Anyway, here's what Brooklynite Paul posited on HuffPo:
Ah to have lived in Paris during the 1920's! Hemingway's Paris -- outdoor cafes, bookstores, bistros, writers, drinking!
Reminds me of a place I know well -- Brooklyn.
The only thing missing is the ubiquitous smoke rising from the lips of the young and literary. Laugh if you like, but I've been thinking more and more that Brooklyn, circa 2011, is very similar to what Paris was like nearly a century ago. Of course, I'm talking about the brownstone belt neighborhoods of Brooklyn Heights, Cobble Hill, Carroll Gardens, Park Slope, Fort Greene, but you can throw DUMBO, Williamsburg and Red Hook in there as well...
Blah, blah, blah...
As for writers, well, we all know they're here and thriving. National Book Critics Circle Award winner Jennifer Egan, author of A Visit from the Goon Squad lives in Fort Greene. Nicole Krauss, a finalist for the National Book Award for Great House lives with her writer-husband Jonathan Safron Foer, the best-selling writer of Extremely Loud and Incredibly Close in a big house in Park Slope. Also in Park Slope,Dave Eggers (A Heartbreaking Work of Staggering Genius) has his own Superhero Supply Co. store that doubles as a writing-instruction program for kids. The great Pete Hamill's heart is in Brooklyn (he was raised in Park Slope) and of course living among is the venerable Paul Auster who the French like nearly as much as Jerry Lewis...
Blah, blah, blah.
We've also got great independent bookstores as I mentioned in another post.
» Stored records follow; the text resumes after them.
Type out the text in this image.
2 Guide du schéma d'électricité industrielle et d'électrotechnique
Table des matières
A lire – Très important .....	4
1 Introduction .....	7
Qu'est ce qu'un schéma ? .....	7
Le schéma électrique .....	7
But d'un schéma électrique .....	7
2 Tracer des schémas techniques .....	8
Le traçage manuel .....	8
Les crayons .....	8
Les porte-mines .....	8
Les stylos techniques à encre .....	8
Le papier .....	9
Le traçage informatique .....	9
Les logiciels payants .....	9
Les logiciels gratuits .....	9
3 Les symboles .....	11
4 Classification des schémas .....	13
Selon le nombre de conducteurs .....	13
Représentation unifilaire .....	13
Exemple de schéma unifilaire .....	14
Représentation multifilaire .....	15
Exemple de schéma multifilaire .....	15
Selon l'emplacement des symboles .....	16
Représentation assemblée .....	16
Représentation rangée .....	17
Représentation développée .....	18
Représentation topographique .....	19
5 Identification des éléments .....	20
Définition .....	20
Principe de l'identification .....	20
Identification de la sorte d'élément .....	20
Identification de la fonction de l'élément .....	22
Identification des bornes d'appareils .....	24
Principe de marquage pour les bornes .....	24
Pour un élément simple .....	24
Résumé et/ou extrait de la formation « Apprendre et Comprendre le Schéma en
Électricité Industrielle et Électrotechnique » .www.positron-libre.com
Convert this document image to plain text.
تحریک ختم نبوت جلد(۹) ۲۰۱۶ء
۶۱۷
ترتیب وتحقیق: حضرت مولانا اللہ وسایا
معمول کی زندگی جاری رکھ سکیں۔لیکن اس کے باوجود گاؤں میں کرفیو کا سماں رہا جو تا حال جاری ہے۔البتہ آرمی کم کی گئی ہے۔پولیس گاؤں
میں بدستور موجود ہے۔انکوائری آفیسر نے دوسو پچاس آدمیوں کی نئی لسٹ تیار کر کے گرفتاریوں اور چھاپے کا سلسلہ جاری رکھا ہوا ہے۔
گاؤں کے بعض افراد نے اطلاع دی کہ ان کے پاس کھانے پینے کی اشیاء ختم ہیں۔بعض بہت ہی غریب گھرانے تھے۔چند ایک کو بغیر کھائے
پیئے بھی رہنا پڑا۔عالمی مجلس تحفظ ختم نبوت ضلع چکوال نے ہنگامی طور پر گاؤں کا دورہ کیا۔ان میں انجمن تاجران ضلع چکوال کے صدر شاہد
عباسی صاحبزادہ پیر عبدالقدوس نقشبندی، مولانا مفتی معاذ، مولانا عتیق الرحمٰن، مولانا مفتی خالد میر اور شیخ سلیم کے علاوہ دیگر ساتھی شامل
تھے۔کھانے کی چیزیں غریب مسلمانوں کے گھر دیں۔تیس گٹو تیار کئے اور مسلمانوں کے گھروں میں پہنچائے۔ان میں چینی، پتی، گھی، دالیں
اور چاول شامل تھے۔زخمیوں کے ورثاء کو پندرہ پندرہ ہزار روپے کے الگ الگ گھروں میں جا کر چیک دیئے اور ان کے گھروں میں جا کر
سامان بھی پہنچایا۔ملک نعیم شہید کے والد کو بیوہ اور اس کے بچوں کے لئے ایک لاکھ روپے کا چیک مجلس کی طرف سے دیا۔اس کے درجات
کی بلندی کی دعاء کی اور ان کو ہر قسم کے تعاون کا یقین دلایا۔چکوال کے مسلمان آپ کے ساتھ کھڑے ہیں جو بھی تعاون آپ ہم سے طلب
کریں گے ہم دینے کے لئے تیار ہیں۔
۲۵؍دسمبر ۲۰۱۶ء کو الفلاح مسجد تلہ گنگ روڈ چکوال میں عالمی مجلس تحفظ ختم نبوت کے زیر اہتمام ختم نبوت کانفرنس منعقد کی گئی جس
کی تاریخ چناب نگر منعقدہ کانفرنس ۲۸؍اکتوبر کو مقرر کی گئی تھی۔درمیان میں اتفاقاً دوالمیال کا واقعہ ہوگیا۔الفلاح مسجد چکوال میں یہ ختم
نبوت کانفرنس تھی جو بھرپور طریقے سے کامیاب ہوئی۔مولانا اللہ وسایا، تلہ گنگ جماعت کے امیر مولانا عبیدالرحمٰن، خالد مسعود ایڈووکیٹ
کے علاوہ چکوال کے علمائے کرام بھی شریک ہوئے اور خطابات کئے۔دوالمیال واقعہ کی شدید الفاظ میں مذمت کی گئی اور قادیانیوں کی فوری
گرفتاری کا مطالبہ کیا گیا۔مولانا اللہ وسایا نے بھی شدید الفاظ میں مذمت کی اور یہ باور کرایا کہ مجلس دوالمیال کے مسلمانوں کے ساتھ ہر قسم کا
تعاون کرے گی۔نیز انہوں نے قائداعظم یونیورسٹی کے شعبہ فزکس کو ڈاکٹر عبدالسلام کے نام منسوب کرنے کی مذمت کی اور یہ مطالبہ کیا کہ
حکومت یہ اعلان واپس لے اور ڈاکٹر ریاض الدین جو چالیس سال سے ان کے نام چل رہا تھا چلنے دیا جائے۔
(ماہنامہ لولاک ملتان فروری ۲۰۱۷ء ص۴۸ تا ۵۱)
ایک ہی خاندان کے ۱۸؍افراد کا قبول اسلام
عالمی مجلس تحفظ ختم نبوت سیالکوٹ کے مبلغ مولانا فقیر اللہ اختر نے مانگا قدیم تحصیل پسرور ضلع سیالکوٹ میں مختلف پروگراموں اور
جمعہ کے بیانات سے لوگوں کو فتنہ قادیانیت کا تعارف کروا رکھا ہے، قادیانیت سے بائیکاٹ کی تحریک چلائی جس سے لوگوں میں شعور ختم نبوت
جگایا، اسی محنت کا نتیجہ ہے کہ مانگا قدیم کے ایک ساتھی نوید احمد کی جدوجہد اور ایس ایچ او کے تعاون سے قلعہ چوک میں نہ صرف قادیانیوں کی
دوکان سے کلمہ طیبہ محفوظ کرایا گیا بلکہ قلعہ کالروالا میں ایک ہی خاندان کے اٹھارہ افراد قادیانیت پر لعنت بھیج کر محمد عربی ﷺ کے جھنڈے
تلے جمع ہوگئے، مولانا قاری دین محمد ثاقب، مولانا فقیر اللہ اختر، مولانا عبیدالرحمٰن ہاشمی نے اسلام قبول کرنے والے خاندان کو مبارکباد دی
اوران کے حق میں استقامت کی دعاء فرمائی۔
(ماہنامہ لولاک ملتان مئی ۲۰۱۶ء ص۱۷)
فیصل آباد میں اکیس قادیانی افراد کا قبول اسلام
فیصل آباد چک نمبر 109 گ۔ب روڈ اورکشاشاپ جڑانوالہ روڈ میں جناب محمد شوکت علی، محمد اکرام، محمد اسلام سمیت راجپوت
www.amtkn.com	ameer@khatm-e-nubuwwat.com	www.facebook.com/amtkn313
I could go on and on. We've got the street life, the Bohemian lifestyle, readings, the nightlife, boutique coffee, great cheese stores, and farmer's markets galore, AND there are artists' studios all over DUMBO, Red Hook and Gowanus.
A couple of years ago, someone dubbed Brooklyn "the new Manhattan." I'm saying we're way beyond that now. Shove over, Paris -- Brooklyn is here!
Okay, I'm throwing up a little in my mouth. Again.
At least there was a bit of redemption in the comments.
Kevin: Queens is Queens, and has no ambitions or illusions about it being anything else, and if I were still in Brooklyn, I'd have no desire to see it as anything but Brooklyn. (Figures, he left; BK's loss).
Anfractuous: And the similarities go on: In 1920's Paris struggling writers used to send their nannies to fulfill their service obligations at the Paris Food Co-op.
And Gothamist couldn't resist joining the fray:
So is his main argument that gentrification makes for great culture/art/literature? Because we're pretty sure nobody's going to mistake Jonathan Safran Foer, Nicole Krauss and Jonathan Ames for Hemingway, Henry Miller or Samuel Beckett.
What the fuck is this dude talking about and why doesn't he keep it to his own farmer's market or arteesinal cheese shop?
And, for that matter, didn't Hemingway off himself in Idaho? Paris didn't work out so well for him.